Les confessions d’Agnès…

Je suis Agnès: épouse et mère de famille… C’est bizarre comment, au fil des années, j’en suis venue à résumer ma description qu’à ces deux rôles. A croire qu’avant, je n’étais qu’Agnès et qu’il m’a fallu attendre le mariage pour trouver un sens à ma vie… « Pathétique ! direz-vous »… Je n’en disconviens pas. Par contre, vous conviendrez avec moi que mon éducation ne m’a conditionné que pour ça. En effet, je suis issue d’une famille assez commune qui partageait la mentalité dominante de son époque : les garçons allaient à l’école jusqu’à la fin de leur cycle d’études ; les filles, elles, se rendaient jusqu’au brevet, pour les plus chanceuses.

Ensuite, nous étions inscrites à des cours de couture ou de cuisine. Nous apprenions à devenir, dès notre jeune âge, de vraies maitresses de maison. Tandis que les garçons jouaient, nous, nous aidions nos mères à tout gérer dans le ménage. Les garçons avaient également le droit de sortir dès qu’ils en avaient envie mais nous, non. Une fille se devait d’être sobre et réservée. C’était vital, selon les parents, que nous gardions irréprochable notre réputation et chaste notre corps, si nous voulions faire un bon mariage et l’honneur de la famille.

Je n’ai jamais été rebelle, je m’alignai donc facilement aux exigences de l’époque. Il ne fut nullement difficile à mes parents de me trouver un mari. Je gardai fidèlement le schéma que j’avais jusqu’ici connu.

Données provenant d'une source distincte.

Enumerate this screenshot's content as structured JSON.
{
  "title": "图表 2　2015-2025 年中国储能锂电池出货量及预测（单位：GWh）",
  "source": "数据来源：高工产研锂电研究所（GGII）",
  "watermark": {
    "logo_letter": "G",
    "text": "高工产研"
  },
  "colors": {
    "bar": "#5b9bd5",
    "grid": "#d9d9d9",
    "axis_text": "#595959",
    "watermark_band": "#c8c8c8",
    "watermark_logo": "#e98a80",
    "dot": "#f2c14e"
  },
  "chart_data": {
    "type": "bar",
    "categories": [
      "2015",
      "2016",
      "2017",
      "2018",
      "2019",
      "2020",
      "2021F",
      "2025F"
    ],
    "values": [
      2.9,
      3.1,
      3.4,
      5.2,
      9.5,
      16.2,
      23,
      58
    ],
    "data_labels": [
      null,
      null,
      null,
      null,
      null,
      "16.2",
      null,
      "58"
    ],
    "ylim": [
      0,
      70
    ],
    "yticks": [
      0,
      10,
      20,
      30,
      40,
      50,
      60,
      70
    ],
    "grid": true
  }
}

 J’étais femme au foyer et je me chargeais de tout ce qui avait trait à la bonne marche de la maison. J’étais debout au petit jour pour préparer le petit déjeuner et apprêter les enfants. Une fois toute la maisonnée partie au boulot et à l’école, je mangeais, nettoyais la maison ou faisais de la lessive ou encore repassait. Ensuite je partais faire des emplettes pour le diner. Au retour des enfants, je les faisais manger et les aidais avec leurs leçons et leurs devoirs (pour ma scolarité, j’avais fait partie des plus chanceuses). Vers la fin de la journée, mon mari rentrait et il prenait son repas. Lorsque l’heure arrivait, je mettais les enfants au lit et m’assurais que tout soit prêt pour le lendemain. J’espérais certaines fois que la journée s’achève sur cette note, mais assez souvent elle se prolongeait fort tard dans la nuit lorsqu’il fallait que je réponde à mes devoirs conjugaux. Ces diverses taches, je les accomplissais, tout bonnement, avec le sentiment de remplir la seule mission pour laquelle j’existais. Toutefois ce qui me dérangeait la plupart du temps c’était de ne pas avoir la voix au chapitre, que ce soit pour prendre des décisions, exprimer mes désirs ou juste donner mon opinion.

 Un jour, un seul, je pensai à faire les choses différemment ; j’ai élevé la voix et tenu un de ces discours dits « féministes » que j’avais entendus à la radio. J’avais voulu faire comprendre que moi aussi j’avais des rêves et qu’ils valaient, eux aussi, la peine d’être réalisés. Je prônai que moi aussi j’avais des droits et qu’ils devaient être respectés. Je fus immédiatement mise sur la sellette. Je fus bousculée par mon mari d’abord, mes parents ensuite et enfin par mes beaux-parents. Ces derniers menacèrent même de m’enlever mes enfants, vu que je m’étais révélée inapte à en assurer l’éducation…

Je le répète : Je n’ai jamais été rebelle. Je me suis donc rapidement remise sur la voie que tous considéraient droite. Aujourd’hui, ma vie n’est que répétition de ce que j’ai appris avec ma mère, dans sa cuisine et dans sa relation avec père. Je vis désormais ma vie comme on me l’avait enseigné…Après tout, je ne suis qu’Agnès : épouse et mère de famille.